Арон Макарович кинулся мне на грудь и поцеловал взасос своими толстыми губами, пахнущими пивом и воблой.
– Пойдемте со мной, Скалигер!
– Куда же это?
– Видите, вон вдалеке деревянная таблица. А на ней надпись: Россия-остров! Вот туда мы и двинемся вместе с вами. Да еще бы, было бы лестно-с для меня, если бы вы и Лию Кроковну прихватили.
Арон Макарович меня заинтересовал. Мои размышления о "России-острове", как нельзя лучше, сейчас совпадали с некой иллюзорной реальностью, которую мне явил мой же фантом.
– Хорошо, Куринога! Бог с вами! Пусть с нами путешествует и Стоишева.
Несдержанный Куринога возопил и омочил землю струей.

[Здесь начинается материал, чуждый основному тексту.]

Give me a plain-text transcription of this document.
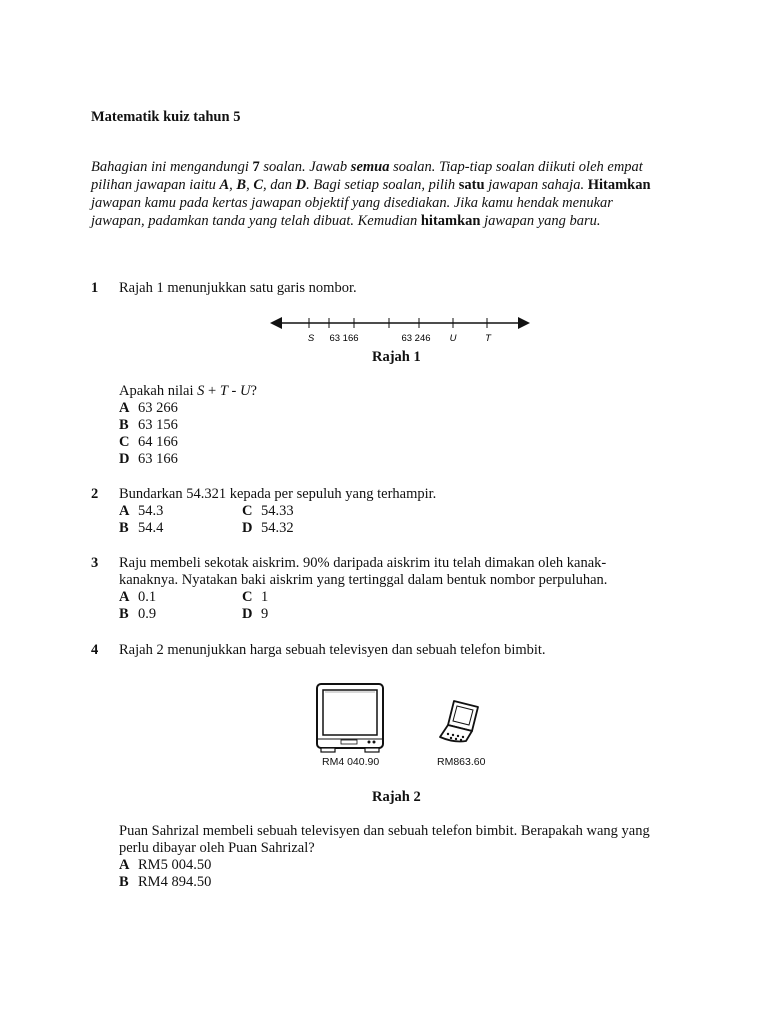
Matematik kuiz tahun 5
Bahagian ini mengandungi 7 soalan. Jawab semua soalan. Tiap-tiap soalan diikuti oleh empat
pilihan jawapan iaitu A, B, C, dan D. Bagi setiap soalan, pilih satu jawapan sahaja. Hitamkan
jawapan kamu pada kertas jawapan objektif yang disediakan. Jika kamu hendak menukar
jawapan, padamkan tanda yang telah dibuat. Kemudian hitamkan jawapan yang baru.
1 Rajah 1 menunjukkan satu garis nombor.
S 63 166	63 246 U	T
Rajah 1
Apakah nilai S + T - U?
A 63 266
B 63 156
C 64 166
D 63 166
2 Bundarkan 54.321 kepada per sepuluh yang terhampir.
A 54.3	C 54.33
B 54.4	D 54.32
3 Raju membeli sekotak aiskrim. 90% daripada aiskrim itu telah dimakan oleh kanak-
kanaknya. Nyatakan baki aiskrim yang tertinggal dalam bentuk nombor perpuluhan.
A 0.1	C 1
B 0.9	D 9
4 Rajah 2 menunjukkan harga sebuah televisyen dan sebuah telefon bimbit.
RM4 040.90	RM863.60
Rajah 2
Puan Sahrizal membeli sebuah televisyen dan sebuah telefon bimbit. Berapakah wang yang
perlu dibayar oleh Puan Sahrizal?
A RM5 004.50
B RM4 894.50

На омоченном месте, словно деревце, произросла Лия Кроковна Стоишева, забытая мной библиотекарша, изучавшая Куриногу по учебникам.
– Но я одна не согласна, - засопротивлялась Стоишева, как только смогла произнести нечто членораздельное.
– Мне нужен мой поклонник Аркадий молодой сильный человек в фиолетовом костюме.
– А был ли мальчик?
– трагически вскричал Куринога.
– Был!
– ответил я, и Аркадий явился на свет божий со своими фигурными великолепными мышцами. Он сразу же подскочил к Лие Кроковне и ущипнул ее за высокую крепкую грудь.
– Какое счастье, мы едем в Холмогоры!
– Что за Холмогоры ?
– переспросил Куринога.
– Вы этого знать не можете, - вызывающе выкрикнул Аркадий.
– Господа фантомы! Я пригласил вас с тем, чтобы объявить вам пренеприятное известие: к нам присоединяется Ликанац, Омар Ограмович, Платон и ряд других попутно появляющихся образов в моем бессмертном мозгу. Итак, вперед, в Россию-остров !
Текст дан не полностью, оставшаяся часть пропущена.